There is nevertheless a cost which is that portions of the target speech that are at a negative TMR are removed completely. Benefit from Zebra-speech is therefore likely to be achieved only in listeners who are particularly poor at simultaneous segregation at negative TMRs. The effect of the number of bands on the results of Experiment 3 suggests that patients with poor spectral resolution could directly benefit from Zebra-speech. This is supported by the fact that, in this experiment, the highest score with the 4-band noise-vocoder was obtained with Zebra-speech [absolute score in the Zebra/Masker-Chunks condition greater than every other conditions p<0.03, except Zebra/Noise-Chunks, p=0.32; using Dunnet’s test]. Note, however, that it has been argued that CI users can show longer recovery times for forward masking (Nelson and Donaldson, 2001). Although Experiment 2b showed that forward masking is not involved in Zebra-speech perception in CI simulations, longer recovery times in real CI users could limit the potential benefit of the method.

VII. CONCLUSIONS

• (1) A new processing method called Zebra-speech has been introduced to investigate sequential aspects – across-time linkage – of concurrent speech segregation.

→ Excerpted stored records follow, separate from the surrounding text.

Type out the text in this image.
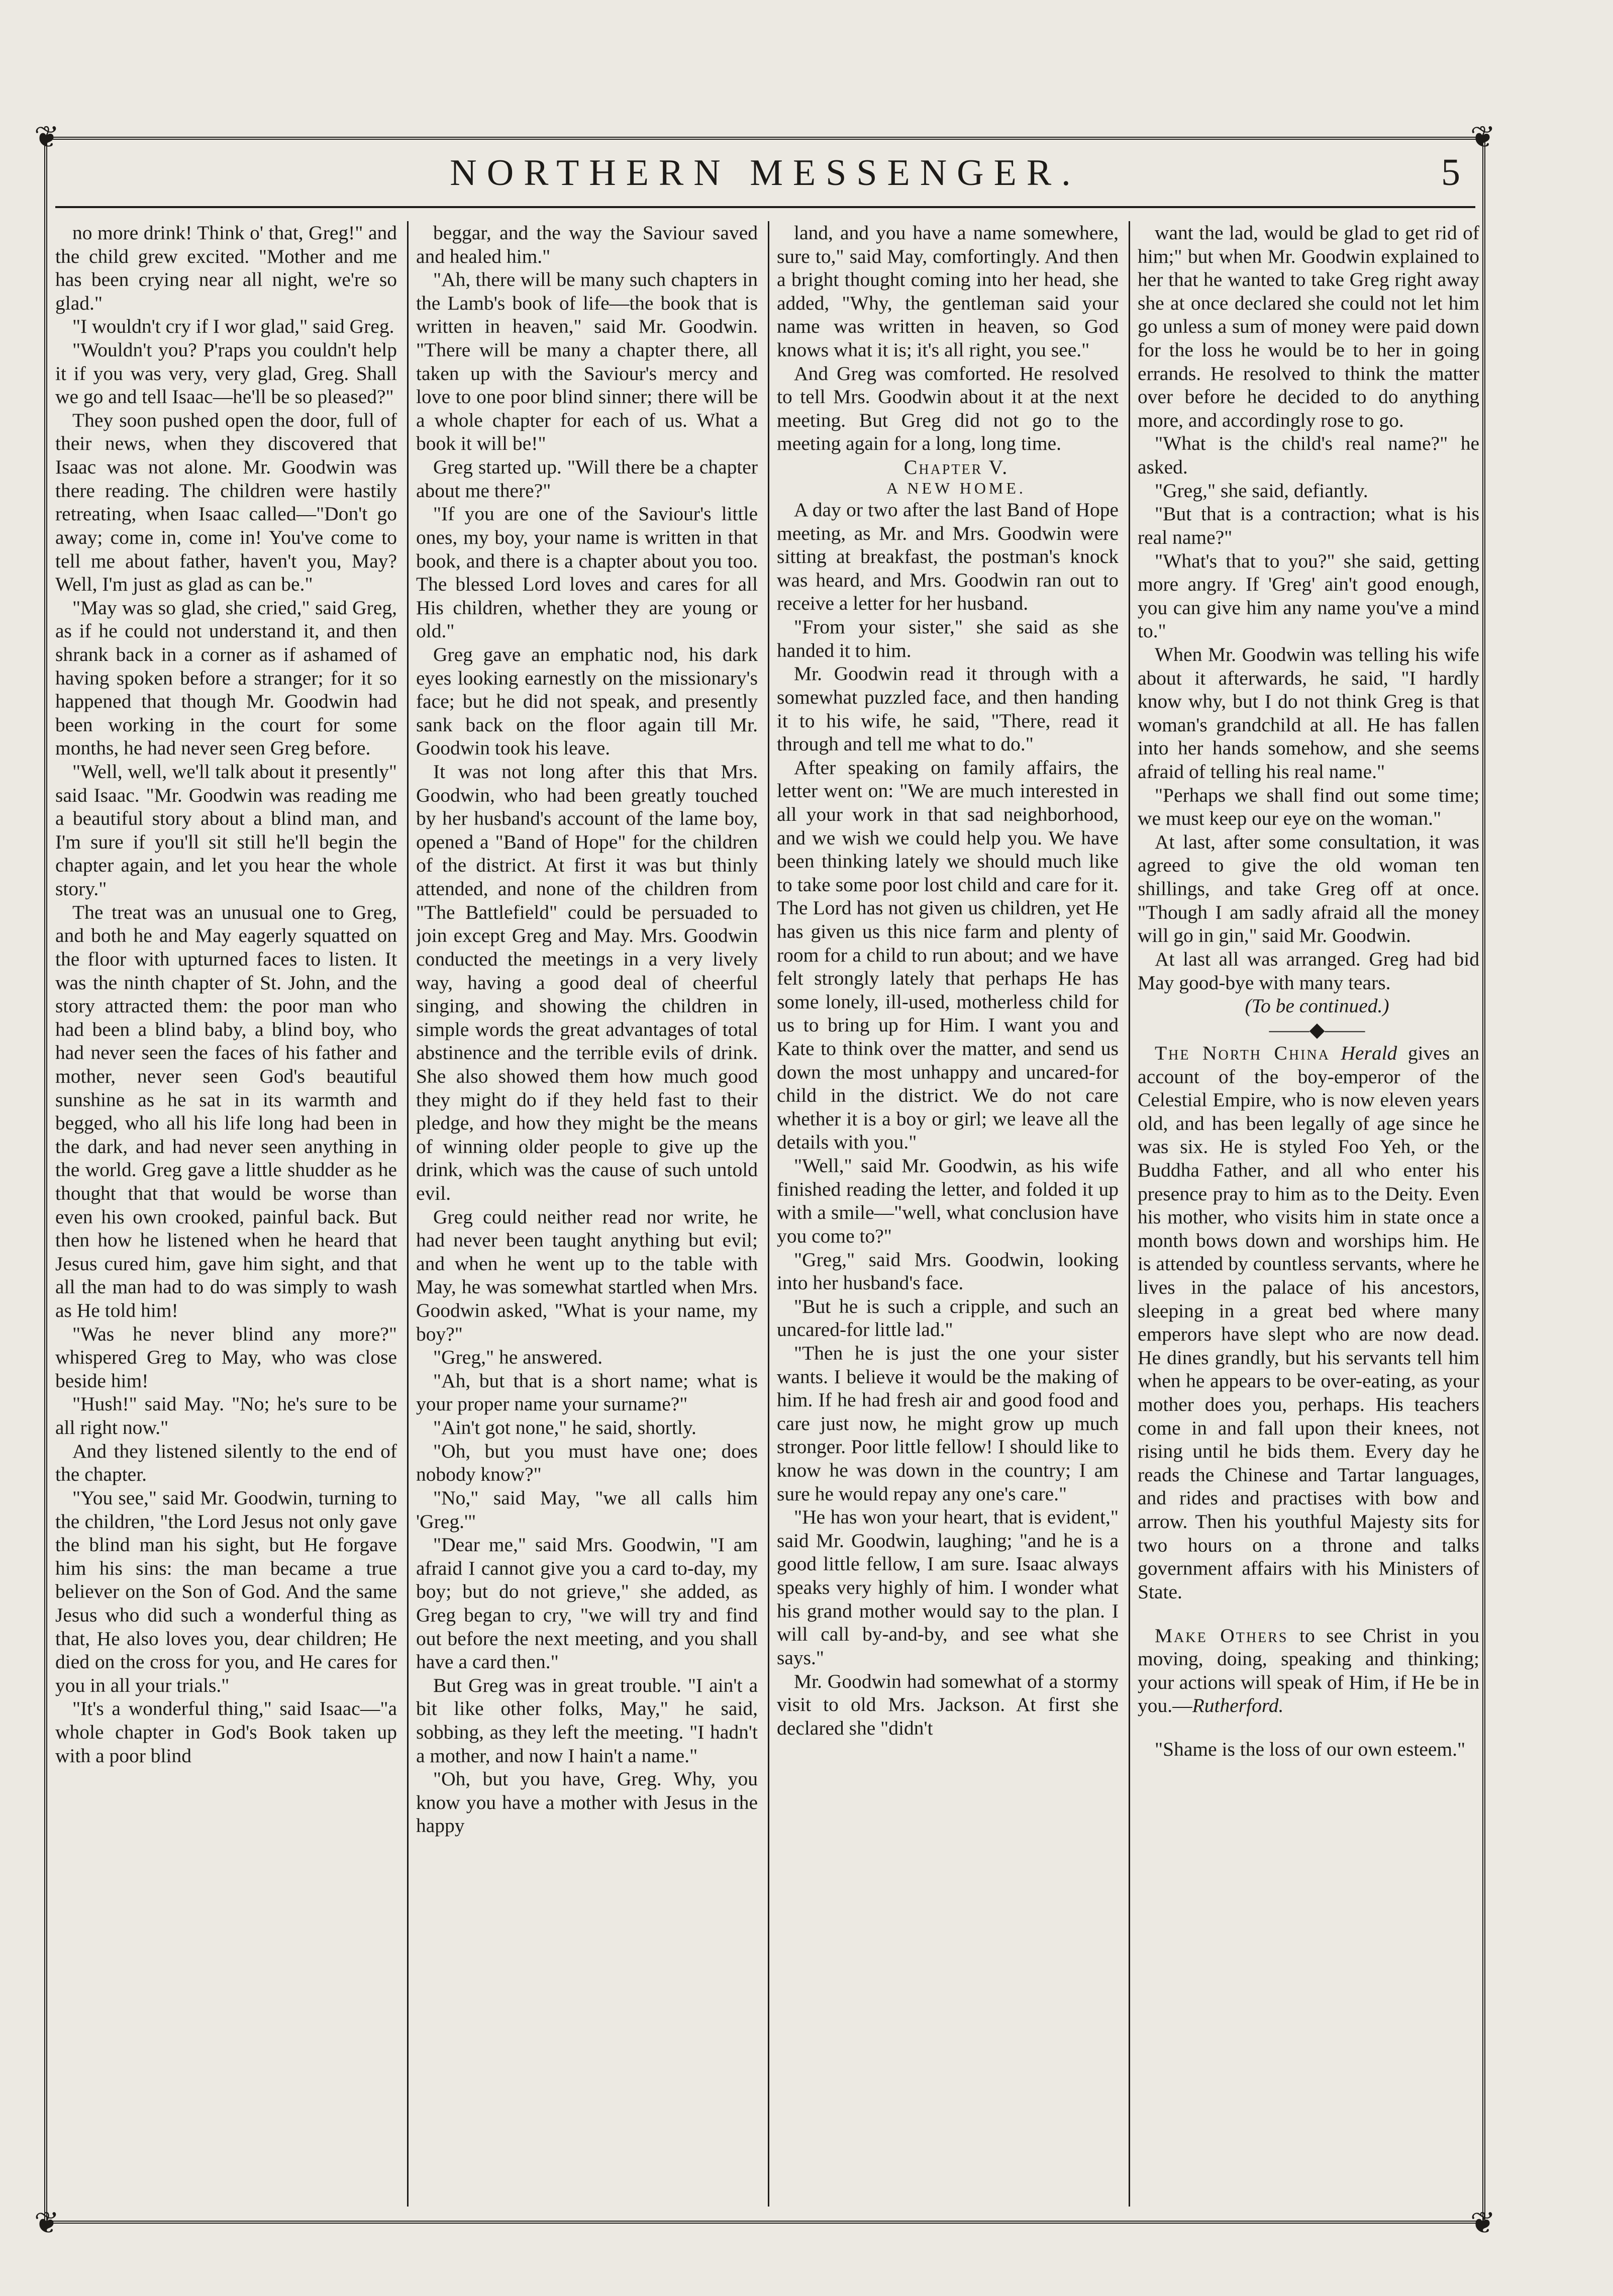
❦	❦
❦	❦
NORTHERN MESSENGER.	5

no more drink! Think o' that, Greg!" and the child grew excited. "Mother and me has been crying near all night, we're so glad."

"I wouldn't cry if I wor glad," said Greg.

"Wouldn't you? P'raps you couldn't help it if you was very, very glad, Greg. Shall we go and tell Isaac—he'll be so pleased?"

They soon pushed open the door, full of their news, when they discovered that Isaac was not alone. Mr. Goodwin was there reading. The children were hastily retreating, when Isaac called—"Don't go away; come in, come in! You've come to tell me about father, haven't you, May? Well, I'm just as glad as can be."

"May was so glad, she cried," said Greg, as if he could not understand it, and then shrank back in a corner as if ashamed of having spoken before a stranger; for it so happened that though Mr. Goodwin had been working in the court for some months, he had never seen Greg before.

"Well, well, we'll talk about it presently" said Isaac. "Mr. Goodwin was reading me a beautiful story about a blind man, and I'm sure if you'll sit still he'll begin the chapter again, and let you hear the whole story."

The treat was an unusual one to Greg, and both he and May eagerly squatted on the floor with upturned faces to listen. It was the ninth chapter of St. John, and the story attracted them: the poor man who had been a blind baby, a blind boy, who had never seen the faces of his father and mother, never seen God's beautiful sunshine as he sat in its warmth and begged, who all his life long had been in the dark, and had never seen anything in the world. Greg gave a little shudder as he thought that that would be worse than even his own crooked, painful back. But then how he listened when he heard that Jesus cured him, gave him sight, and that all the man had to do was simply to wash as He told him!

"Was he never blind any more?" whispered Greg to May, who was close beside him!

"Hush!" said May. "No; he's sure to be all right now."

And they listened silently to the end of the chapter.

"You see," said Mr. Goodwin, turning to the children, "the Lord Jesus not only gave the blind man his sight, but He forgave him his sins: the man became a true believer on the Son of God. And the same Jesus who did such a wonderful thing as that, He also loves you, dear children; He died on the cross for you, and He cares for you in all your trials."

"It's a wonderful thing," said Isaac—"a whole chapter in God's Book taken up with a poor blind

beggar, and the way the Saviour saved and healed him."

"Ah, there will be many such chapters in the Lamb's book of life—the book that is written in heaven," said Mr. Goodwin. "There will be many a chapter there, all taken up with the Saviour's mercy and love to one poor blind sinner; there will be a whole chapter for each of us. What a book it will be!"

Greg started up. "Will there be a chapter about me there?"

"If you are one of the Saviour's little ones, my boy, your name is written in that book, and there is a chapter about you too. The blessed Lord loves and cares for all His children, whether they are young or old."

Greg gave an emphatic nod, his dark eyes looking earnestly on the missionary's face; but he did not speak, and presently sank back on the floor again till Mr. Goodwin took his leave.

It was not long after this that Mrs. Goodwin, who had been greatly touched by her husband's account of the lame boy, opened a "Band of Hope" for the children of the district. At first it was but thinly attended, and none of the children from "The Battlefield" could be persuaded to join except Greg and May. Mrs. Goodwin conducted the meetings in a very lively way, having a good deal of cheerful singing, and showing the children in simple words the great advantages of total abstinence and the terrible evils of drink. She also showed them how much good they might do if they held fast to their pledge, and how they might be the means of winning older people to give up the drink, which was the cause of such untold evil.

Greg could neither read nor write, he had never been taught anything but evil; and when he went up to the table with May, he was somewhat startled when Mrs. Goodwin asked, "What is your name, my boy?"

"Greg," he answered.

"Ah, but that is a short name; what is your proper name your surname?"

"Ain't got none," he said, shortly.

"Oh, but you must have one; does nobody know?"

"No," said May, "we all calls him 'Greg.'"

"Dear me," said Mrs. Goodwin, "I am afraid I cannot give you a card to-day, my boy; but do not grieve," she added, as Greg began to cry, "we will try and find out before the next meeting, and you shall have a card then."

But Greg was in great trouble. "I ain't a bit like other folks, May," he said, sobbing, as they left the meeting. "I hadn't a mother, and now I hain't a name."

"Oh, but you have, Greg. Why, you know you have a mother with Jesus in the happy

land, and you have a name somewhere, sure to," said May, comfortingly. And then a bright thought coming into her head, she added, "Why, the gentleman said your name was written in heaven, so God knows what it is; it's all right, you see."

And Greg was comforted. He resolved to tell Mrs. Goodwin about it at the next meeting. But Greg did not go to the meeting again for a long, long time.

Chapter V.

A NEW HOME.

A day or two after the last Band of Hope meeting, as Mr. and Mrs. Goodwin were sitting at breakfast, the postman's knock was heard, and Mrs. Goodwin ran out to receive a letter for her husband.

"From your sister," she said as she handed it to him.

Mr. Goodwin read it through with a somewhat puzzled face, and then handing it to his wife, he said, "There, read it through and tell me what to do."

After speaking on family affairs, the letter went on: "We are much interested in all your work in that sad neighborhood, and we wish we could help you. We have been thinking lately we should much like to take some poor lost child and care for it. The Lord has not given us children, yet He has given us this nice farm and plenty of room for a child to run about; and we have felt strongly lately that perhaps He has some lonely, ill-used, motherless child for us to bring up for Him. I want you and Kate to think over the matter, and send us down the most unhappy and uncared-for child in the district. We do not care whether it is a boy or girl; we leave all the details with you."

"Well," said Mr. Goodwin, as his wife finished reading the letter, and folded it up with a smile—"well, what conclusion have you come to?"

"Greg," said Mrs. Goodwin, looking into her husband's face.

"But he is such a cripple, and such an uncared-for little lad."

"Then he is just the one your sister wants. I believe it would be the making of him. If he had fresh air and good food and care just now, he might grow up much stronger. Poor little fellow! I should like to know he was down in the country; I am sure he would repay any one's care."

"He has won your heart, that is evident," said Mr. Goodwin, laughing; "and he is a good little fellow, I am sure. Isaac always speaks very highly of him. I wonder what his grand mother would say to the plan. I will call by-and-by, and see what she says."

Mr. Goodwin had somewhat of a stormy visit to old Mrs. Jackson. At first she declared she "didn't

want the lad, would be glad to get rid of him;" but when Mr. Goodwin explained to her that he wanted to take Greg right away she at once declared she could not let him go unless a sum of money were paid down for the loss he would be to her in going errands. He resolved to think the matter over before he decided to do anything more, and accordingly rose to go.

"What is the child's real name?" he asked.

"Greg," she said, defiantly.

"But that is a contraction; what is his real name?"

"What's that to you?" she said, getting more angry. If 'Greg' ain't good enough, you can give him any name you've a mind to."

When Mr. Goodwin was telling his wife about it afterwards, he said, "I hardly know why, but I do not think Greg is that woman's grandchild at all. He has fallen into her hands somehow, and she seems afraid of telling his real name."

"Perhaps we shall find out some time; we must keep our eye on the woman."

At last, after some consultation, it was agreed to give the old woman ten shillings, and take Greg off at once. "Though I am sadly afraid all the money will go in gin," said Mr. Goodwin.

At last all was arranged. Greg had bid May good-bye with many tears.

(To be continued.)

——◆——

The North China Herald gives an account of the boy-emperor of the Celestial Empire, who is now eleven years old, and has been legally of age since he was six. He is styled Foo Yeh, or the Buddha Father, and all who enter his presence pray to him as to the Deity. Even his mother, who visits him in state once a month bows down and worships him. He is attended by countless servants, where he lives in the palace of his ancestors, sleeping in a great bed where many emperors have slept who are now dead. He dines grandly, but his servants tell him when he appears to be over-eating, as your mother does you, perhaps. His teachers come in and fall upon their knees, not rising until he bids them. Every day he reads the Chinese and Tartar languages, and rides and practises with bow and arrow. Then his youthful Majesty sits for two hours on a throne and talks government affairs with his Ministers of State.

Make Others to see Christ in you moving, doing, speaking and thinking; your actions will speak of Him, if He be in you.—Rutherford.

"Shame is the loss of our own esteem."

• (2) Sequential mechanisms are largely involved in concurrent speaker segregation, and are driven by the salience of the segregation cue. Forward masking has, at most, a minor role in Zebra-speech perception.

• (3) Even when Zebra speech produces the same overall level of performance as with conventional vocoding methods, the segregation cues involved are quite different, as evidenced by differential sensitivity to different types of contralateral cue.

• (4) Binaural cues can provide a segregation benefit in cochlear-implant simulation, even when the fine structure is uncorrelated between the two ears, and sequential segregation plays a significant role in this benefit.

• (5) Both sequential and simultaneous segregation are involved in the separation of two concurrent talkers. Our data are consistent with the idea that simultaneous segregation is more strongly affected by reduced spectral resolution than sequential segregation.